Porgai: Puducherry, Tamil Nadu
Porgai artisans association is a society of 60 Lambadi women artisans who have received the traditional hand embroidery of the Tamil Nadu's Lambadi community. We are based in the verdant Sittilingi Valley in Dharmapuri district. Our society is owned and run by artisans. Our artisans are the center of everything that we do and are the most respected link in our endeavor. The members of our society are able to stay in our villages, work from our homes and earn a livelihood instead of migrating to cities in search of work.

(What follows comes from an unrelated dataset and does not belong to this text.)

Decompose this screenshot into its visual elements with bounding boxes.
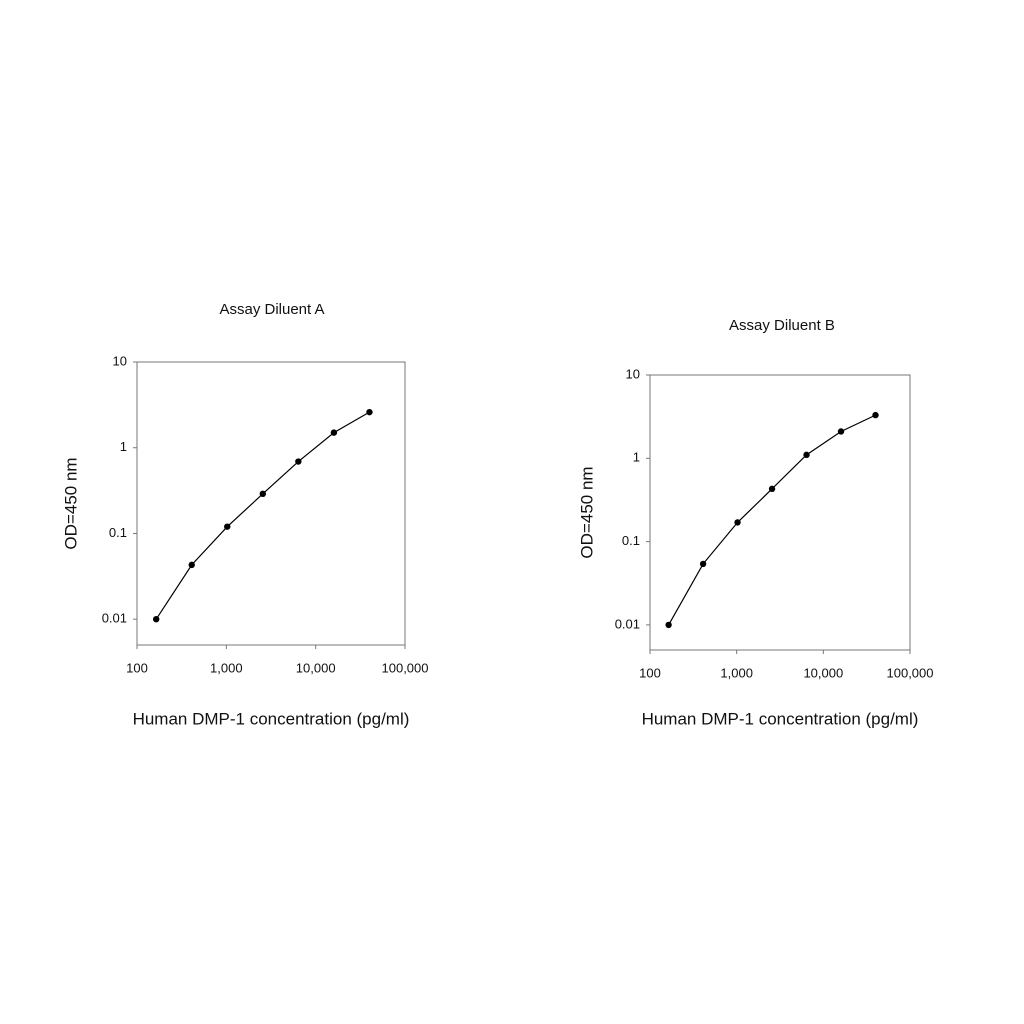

This in turn gives us an opportunity for a healthier, happier and culturally enriched life.
Miss Karuna: Nasapur, Andhra Pradesh
Girija is a fourth generation artisan entrepreneur of Palakol, which is a town in the West Godavari delta of Andhra Pradesh. She and her team of 10 ladies are the makers of the crochet skirt for the Karuna doll of AP.
This town is one such place out of the many that is part of the lace making industry that started 100 years ago by a missionary. This art form was taught to them to enhance their livelihood and also have women work from home. This industry still continues to thrive but remains unknown even today.

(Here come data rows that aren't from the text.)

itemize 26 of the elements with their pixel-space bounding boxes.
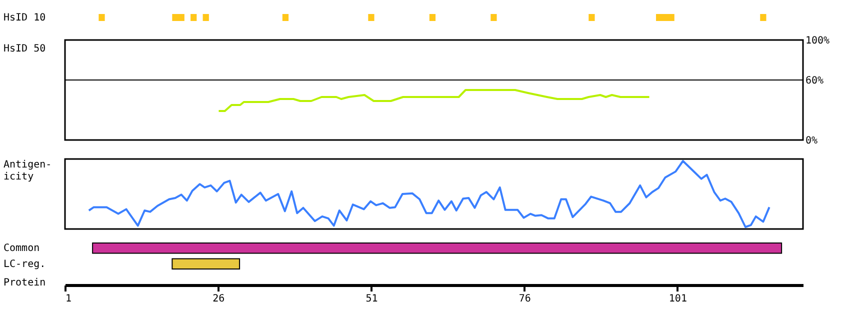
- x-tick-label: 26: [212, 294, 225, 304]
- bar: [588, 14, 595, 21]
- line-series: [218, 89, 650, 112]
- x-tick-label: 51: [366, 294, 378, 304]
- bar: [760, 14, 766, 21]
- bar: [202, 14, 209, 21]
- bar: [368, 14, 374, 21]
- x-tick-label: 1: [66, 294, 72, 304]
- y-tick-label: Common: [4, 243, 40, 254]
- bar: [98, 14, 105, 21]
- x-axis-title: Protein: [4, 278, 46, 288]
- y-axis-title: Antigen- icity: [4, 160, 52, 182]
- y-tick-label: 60%: [806, 76, 824, 86]
- y-tick-label: 100%: [806, 36, 830, 46]
- y-tick-label: LC-reg.: [4, 258, 46, 270]
- y-tick-label: HsID 10: [4, 12, 46, 24]
- y-axis-title: HsID 50: [4, 44, 46, 54]
- y-tick-label: 0%: [806, 136, 818, 146]
- bar: [282, 14, 289, 21]
- bar: [490, 14, 497, 21]
- bar: [429, 14, 436, 21]
- bar: [172, 14, 184, 21]
- bar: [190, 14, 197, 21]
- bar: [656, 14, 674, 21]
- x-tick-label: 101: [668, 294, 687, 304]
- x-tick-label: 76: [518, 294, 531, 304]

Rehwa Society and Chhoti Tekam: Rehwa, Madhya Pradesh
As REHWA Society was established as a non-profit organization, it formed itself around 3 ideals to which it holds itself accountable, till date. To empower women weavers by giving them a source of livelihood. To provide housing, healthcare and education to the weavers and their families.
Chhoti Tekam says "When I came to Bhopal from my village I noticed that the women in our extended family made Gond paintings. I was inspired and decided that I would learn too. A well-wishing Gond artist taught me and bought me materials. My work was noticed by a restaurant owner and as a result I painted on walls of several restaurants too. The wavy lines in my work show the hardships I have faced and the straight ones show progress."
Disha Foundation: Kolkata, West Bengal
Disha represents women who congregated to learn skills to empower themselves and earn a livelihood. Disha is an NGO with about 50 women from local communities who come here to learn skills and take back commissioned work to be submitted within a time frame.4 women worked on the Taras with each of them doing a part of the Doll. We hope to involve more women soon. These women work to supplement family incomes and simply give their children a better life.
Chhattisgarh Hastshilp Vikas Board: Chhattisgarh
Chhattisgarh Hastshilp Vikas Board coordinats with tribal women and created these beautiful dolls. There are different women’s groups working with Sabai grass in Bastar division of Chhattisgarh. It’s a local plant that grows naturally and the sustainable yarn is extracted and used for household products. The women make the dolls by hand. The dolls are dressed in Baiga tribe cotton weave- bright and colourful, with the trademark checks and stripes.